A SIRI é um fenômeno inflamatório que ocorre em pacientes com HIV após o início da Terapia Antirretroviral (TARV). Com a queda da carga viral e o aumento dos linfócitos T CD4+, o sistema imune recupera a capacidade de responder a antígenos de patógenos oportunistas (vivos ou mortos) que já estavam presentes no organismo. Isso resulta em uma resposta inflamatória exacerbada, que pode se manifestar como o 'desmascaramento' de uma infecção latente ou o 'agravamento' de uma infecção já em tratamento.
A suspensão da TARV interrompe o processo de recuperação imunológica e permite que a carga viral do HIV volte a subir, o que é contraproducente. Na maioria dos casos de SIRI, como na reativação de herpes simples ou herpes zoster, a conduta correta é manter os antirretrovirais e tratar a infecção oportunista com a medicação específica (ex: aciclovir). A suspensão só é considerada em casos raríssimos de SIRI grave com risco de vida, como acometimento neurológico central refratário ou insuficiência respiratória grave.

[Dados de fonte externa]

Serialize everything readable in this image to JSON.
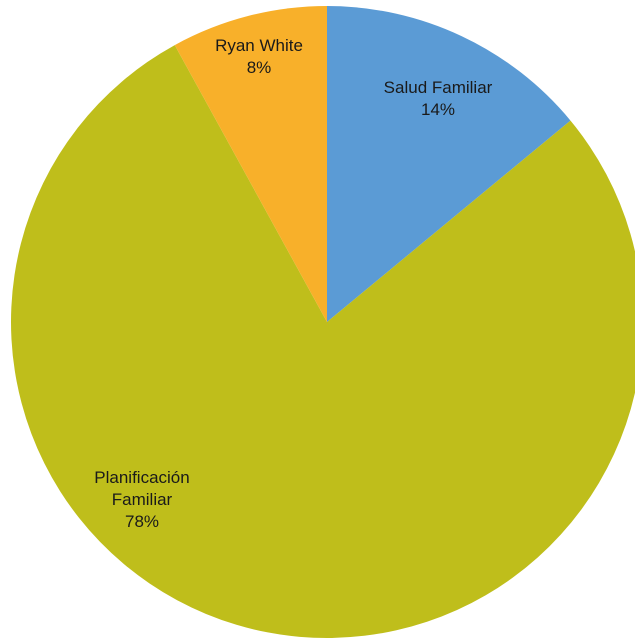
{
  "chart_data": {
    "type": "pie",
    "title": "",
    "slices": [
      {
        "label_lines": [
          "Salud Familiar"
        ],
        "percent_label": "14%",
        "value": 14,
        "color": "#5b9bd5"
      },
      {
        "label_lines": [
          "Planificación",
          "Familiar"
        ],
        "percent_label": "78%",
        "value": 78,
        "color": "#bfbe1b"
      },
      {
        "label_lines": [
          "Ryan White"
        ],
        "percent_label": "8%",
        "value": 8,
        "color": "#f8b02a"
      }
    ]
  }
}
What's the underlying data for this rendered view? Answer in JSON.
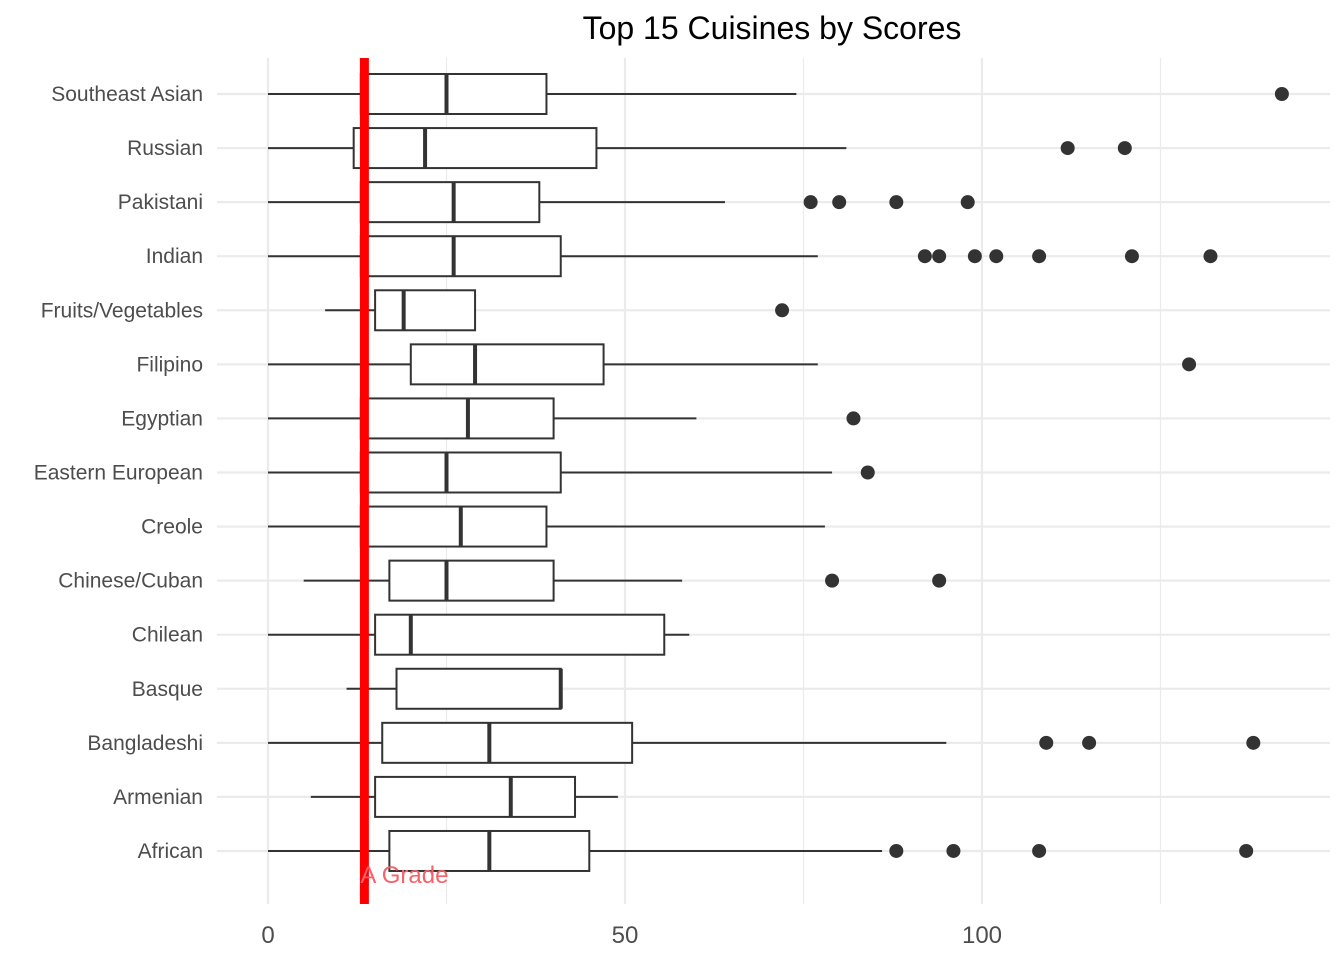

O diagnóstico é clínico e laboratorial, baseado em: 1) Início recente da TARV (geralmente nas primeiras 4 a 12 semanas); 2) Melhora laboratorial documentada (aumento significativo de CD4 e/ou queda rápida da carga viral); 3) Manifestações inflamatórias consistentes com uma infecção oportunista ou condição inflamatória; e 4) Exclusão de outras causas como toxicidade medicamentosa, falha terapêutica da TARV ou novas infecções adquiridas.